宋鹤眠已经做好了这人后面还会作妖的准备,但没想到他后面都很安分。
这边路况都比较平坦,车子开在路上畅通无阻,宋鹤眠眼睛看着前方,但却没有聚焦。
他还在忧心津市:他有很强烈的预感,两次献祭间隔的时间不会很长。
车内空调吹得人周身暖洋洋的,宋鹤眠打了个哈欠,他下意识划开手机锁屏,看见上面显示的东西愣了一秒才反应过来。

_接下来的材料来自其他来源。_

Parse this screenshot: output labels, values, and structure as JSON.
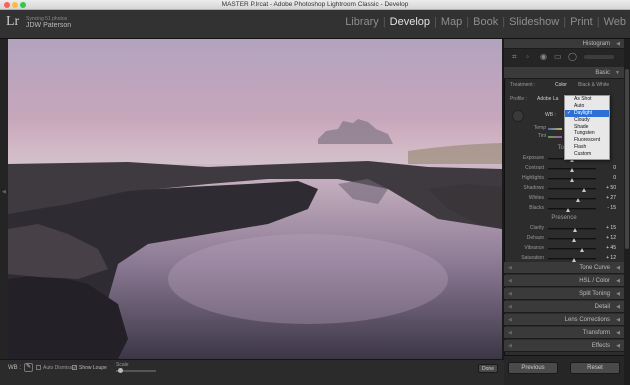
{
  "window": {
    "title": "MASTER P.lrcat - Adobe Photoshop Lightroom Classic - Develop"
  },
  "identity": {
    "logo": "Lr",
    "sync_status": "Syncing 51 photos",
    "user": "JDW Paterson"
  },
  "modules": [
    "Library",
    "Develop",
    "Map",
    "Book",
    "Slideshow",
    "Print",
    "Web"
  ],
  "active_module": "Develop",
  "panels": {
    "histogram": "Histogram",
    "basic": "Basic",
    "treatment_label": "Treatment :",
    "treatment_color": "Color",
    "treatment_bw": "Black & White",
    "profile_label": "Profile :",
    "profile_value": "Adobe La",
    "wb_label": "WB :",
    "temp_label": "Temp",
    "tint_label": "Tint",
    "tone_label": "Tone",
    "presence_label": "Presence",
    "tone_curve": "Tone Curve",
    "hsl": "HSL / Color",
    "split_toning": "Split Toning",
    "detail": "Detail",
    "lens_corrections": "Lens Corrections",
    "transform": "Transform",
    "effects": "Effects"
  },
  "wb_options": [
    "As Shot",
    "Auto",
    "Daylight",
    "Cloudy",
    "Shade",
    "Tungsten",
    "Fluorescent",
    "Flash",
    "Custom"
  ],
  "wb_selected": "Daylight",
  "tone_sliders": [
    {
      "label": "Exposure",
      "value": "",
      "pos": 0.5
    },
    {
      "label": "Contrast",
      "value": "0",
      "pos": 0.5
    },
    {
      "label": "Highlights",
      "value": "0",
      "pos": 0.5
    },
    {
      "label": "Shadows",
      "value": "+ 50",
      "pos": 0.75
    },
    {
      "label": "Whites",
      "value": "+ 27",
      "pos": 0.63
    },
    {
      "label": "Blacks",
      "value": "- 15",
      "pos": 0.43
    }
  ],
  "presence_sliders": [
    {
      "label": "Clarity",
      "value": "+ 15",
      "pos": 0.58
    },
    {
      "label": "Dehaze",
      "value": "+ 12",
      "pos": 0.56
    },
    {
      "label": "Vibrance",
      "value": "+ 45",
      "pos": 0.72
    },
    {
      "label": "Saturation",
      "value": "+ 12",
      "pos": 0.56
    }
  ],
  "toolbar": {
    "wb": "WB :",
    "auto_dismiss": "Auto Dismiss",
    "show_loupe": "Show Loupe",
    "scale": "Scale",
    "done": "Done"
  },
  "buttons": {
    "previous": "Previous",
    "reset": "Reset"
  }
}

是那个黄历软件,他早上得到了玄都分局那两个警察的出生日期,丢进去算后忘记退出了。
他们这行人里,目前没有符合土年土月土日出生条件的人,只有陆放声沾了点边,他是土年出生的。
宋鹤眠的目光落到车前,今天风有些大,黄沙被吹到公路上来,往远处看,黄蒙蒙一片。
但这点黄突然间越靠越近,一开始能见度还有一百米,很快就突到眼前,逐渐占据宋鹤眠整个视野。

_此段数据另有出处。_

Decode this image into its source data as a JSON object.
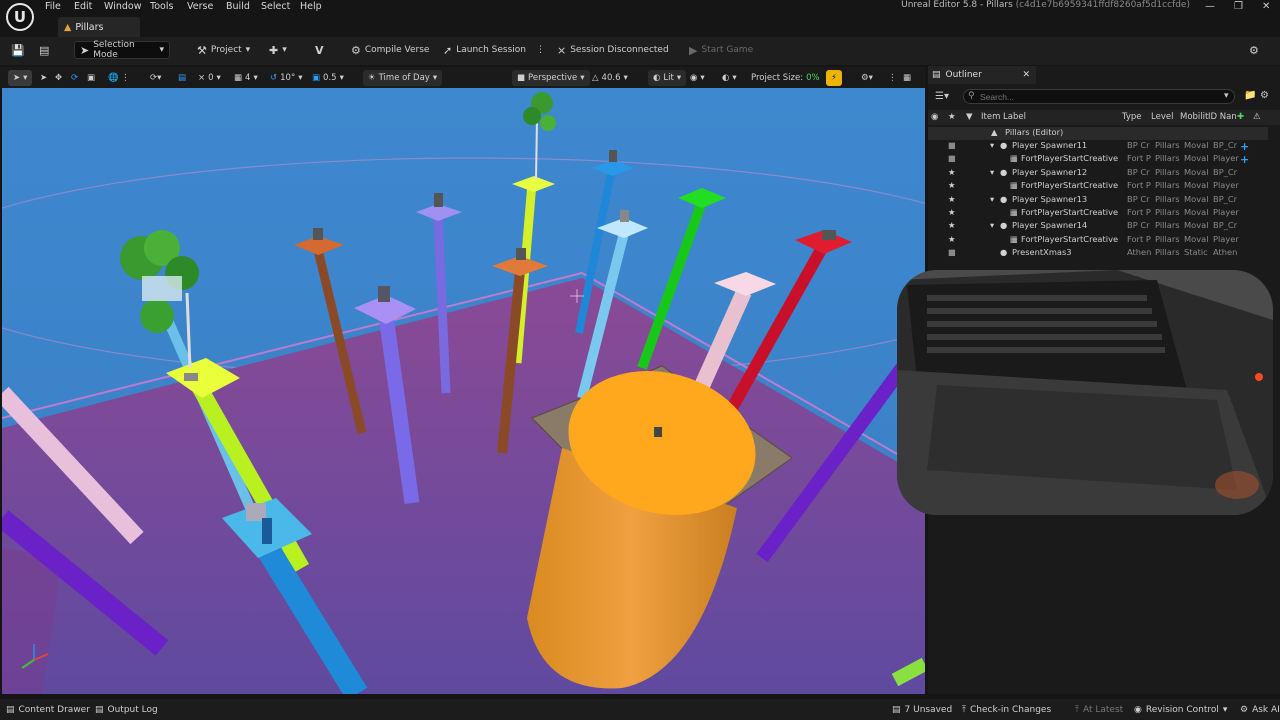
{
  "app": {
    "menu": [
      "File",
      "Edit",
      "Window",
      "Tools",
      "Verse",
      "Build",
      "Select",
      "Help"
    ],
    "title": "Unreal Editor 5.8 - Pillars",
    "title_hash": "(c4d1e7b6959341ffdf8260af5d1ccfde)",
    "tab_label": "Pillars",
    "logo_letter": "U"
  },
  "toolbar": {
    "selection_mode": "Selection Mode",
    "project": "Project",
    "compile_verse": "Compile Verse",
    "launch_session": "Launch Session",
    "session_status": "Session Disconnected",
    "start_game": "Start Game"
  },
  "viewport_toolbar": {
    "rotate_snap": "0",
    "grid_count": "4",
    "angle_snap": "10°",
    "scale_snap": "0.5",
    "time_of_day": "Time of Day",
    "perspective": "Perspective",
    "fov": "40.6",
    "lit": "Lit",
    "project_size_label": "Project Size:",
    "project_size_value": "0%"
  },
  "outliner": {
    "tab_label": "Outliner",
    "search_placeholder": "Search...",
    "columns": {
      "label": "Item Label",
      "type": "Type",
      "level": "Level",
      "mobility": "Mobilit",
      "id": "ID Nan"
    },
    "root": "Pillars (Editor)",
    "rows": [
      {
        "label": "Player Spawner11",
        "type": "BP Cr",
        "level": "Pillars",
        "mobility": "Moval",
        "id": "BP_Cr",
        "star": false
      },
      {
        "label": "FortPlayerStartCreative",
        "type": "Fort P",
        "level": "Pillars",
        "mobility": "Moval",
        "id": "Player",
        "star": false
      },
      {
        "label": "Player Spawner12",
        "type": "BP Cr",
        "level": "Pillars",
        "mobility": "Moval",
        "id": "BP_Cr",
        "star": true
      },
      {
        "label": "FortPlayerStartCreative",
        "type": "Fort P",
        "level": "Pillars",
        "mobility": "Moval",
        "id": "Player",
        "star": true
      },
      {
        "label": "Player Spawner13",
        "type": "BP Cr",
        "level": "Pillars",
        "mobility": "Moval",
        "id": "BP_Cr",
        "star": true
      },
      {
        "label": "FortPlayerStartCreative",
        "type": "Fort P",
        "level": "Pillars",
        "mobility": "Moval",
        "id": "Player",
        "star": true
      },
      {
        "label": "Player Spawner14",
        "type": "BP Cr",
        "level": "Pillars",
        "mobility": "Moval",
        "id": "BP_Cr",
        "star": true
      },
      {
        "label": "FortPlayerStartCreative",
        "type": "Fort P",
        "level": "Pillars",
        "mobility": "Moval",
        "id": "Player",
        "star": true
      },
      {
        "label": "PresentXmas3",
        "type": "Athen",
        "level": "Pillars",
        "mobility": "Static",
        "id": "Athen",
        "star": false
      }
    ]
  },
  "statusbar": {
    "content_drawer": "Content Drawer",
    "output_log": "Output Log",
    "unsaved": "7 Unsaved",
    "checkin": "Check-in Changes",
    "at_latest": "At Latest",
    "revision_control": "Revision Control",
    "ask_ai": "Ask AI"
  },
  "colors": {
    "accent_blue": "#2ea0ff",
    "project_size_green": "#4cd964",
    "floor_purple": "#7a4a9e",
    "sky_blue": "#3c83c8"
  }
}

宋鹤眠一开始还以为他们是开进沙尘暴里了,但突然又变清晰的画面让他瞬间反应过来,他又接入动物视野了。
他双目发直,整个人如坠冰湖,眼前的黄逐渐变成一片煞白,中间夹杂着一长条的黑。
眼前竟然是一个土墙垒起来的院子。
小院很破旧,宋鹤眠看上去,觉得它像上个世纪遗留的产物。
他被关在一个铁笼子里。
铁笼不大,这让宋鹤眠猜测他这次接入视野的动物体型不大,他尝试着控制动物转身,想要看清周围的全貌。

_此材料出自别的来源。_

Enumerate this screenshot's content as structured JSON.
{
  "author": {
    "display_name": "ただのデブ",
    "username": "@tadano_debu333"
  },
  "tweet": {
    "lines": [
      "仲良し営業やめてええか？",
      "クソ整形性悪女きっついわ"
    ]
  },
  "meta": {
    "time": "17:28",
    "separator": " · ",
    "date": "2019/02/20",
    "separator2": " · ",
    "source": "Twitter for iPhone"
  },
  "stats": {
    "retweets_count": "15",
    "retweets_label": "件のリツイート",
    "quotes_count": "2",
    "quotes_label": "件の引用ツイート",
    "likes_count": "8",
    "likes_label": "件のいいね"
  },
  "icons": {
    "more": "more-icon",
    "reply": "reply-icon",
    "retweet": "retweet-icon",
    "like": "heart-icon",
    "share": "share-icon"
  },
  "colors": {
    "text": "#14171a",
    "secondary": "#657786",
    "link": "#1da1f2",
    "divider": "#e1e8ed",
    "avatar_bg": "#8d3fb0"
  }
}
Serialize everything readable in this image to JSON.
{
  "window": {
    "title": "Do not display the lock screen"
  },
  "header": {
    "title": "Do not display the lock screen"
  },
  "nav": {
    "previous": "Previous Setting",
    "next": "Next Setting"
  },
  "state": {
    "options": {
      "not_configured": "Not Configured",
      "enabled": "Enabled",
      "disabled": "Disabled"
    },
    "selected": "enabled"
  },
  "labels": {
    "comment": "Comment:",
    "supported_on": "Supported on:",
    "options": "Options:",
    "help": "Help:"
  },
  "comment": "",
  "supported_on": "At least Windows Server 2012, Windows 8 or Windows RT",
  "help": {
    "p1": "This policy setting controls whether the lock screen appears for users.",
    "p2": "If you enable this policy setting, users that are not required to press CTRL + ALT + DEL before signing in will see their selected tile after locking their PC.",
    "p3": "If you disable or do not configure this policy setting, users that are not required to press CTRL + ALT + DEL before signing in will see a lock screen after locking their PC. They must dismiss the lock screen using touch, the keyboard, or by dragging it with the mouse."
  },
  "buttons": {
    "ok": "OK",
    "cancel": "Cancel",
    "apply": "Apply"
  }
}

他屏住呼吸,在脑海里控制着动物的左脚向前挪,在他的期待下,这只动物缓缓迈出了左脚。
太好了,有用!
转身时,宋鹤眠先看见了一条毛茸茸的长尾巴,最上面还覆着漂亮的淡紫色。
铁笼本来就冷,尤其外面还冰天雪地,只会更冷,这只动物不明白自己为什么突然想转身,本能把爪爪落在尾巴上。
肉垫冻得受不了,只能在温暖的东西上面停一停。
借着转身,宋鹤眠看清了院子的全貌,这应该就是个废弃小院,虽然能看到屋顶飘入上空的烟气,但其他地方没有人类使用痕迹。
屋檐下的过道上堆满了杂物,上面积的灰尘厚到几乎看不清袋子原本的颜色。
这些装东西的袋子边缘破了很多口子,被风一吹,这些口子就簌簌往下掉白色的粉,一看就非常脆,这是长时间风化的结果。
窗户上也蒙着厚厚一层灰,这动物的视野非常清晰,宋鹤眠甚至能看见窗户的铁杠完全生锈了。
种种迹象都能佐证,这就是一栋被原主人舍弃的房子,现在被犯罪分子偷用了。
宋鹤眠尽量把视线往远处抛,他能看见很多高大的树木,但看不清树的形状,只能根据它落叶的特性,在学过知识里翻找能对应上的树种。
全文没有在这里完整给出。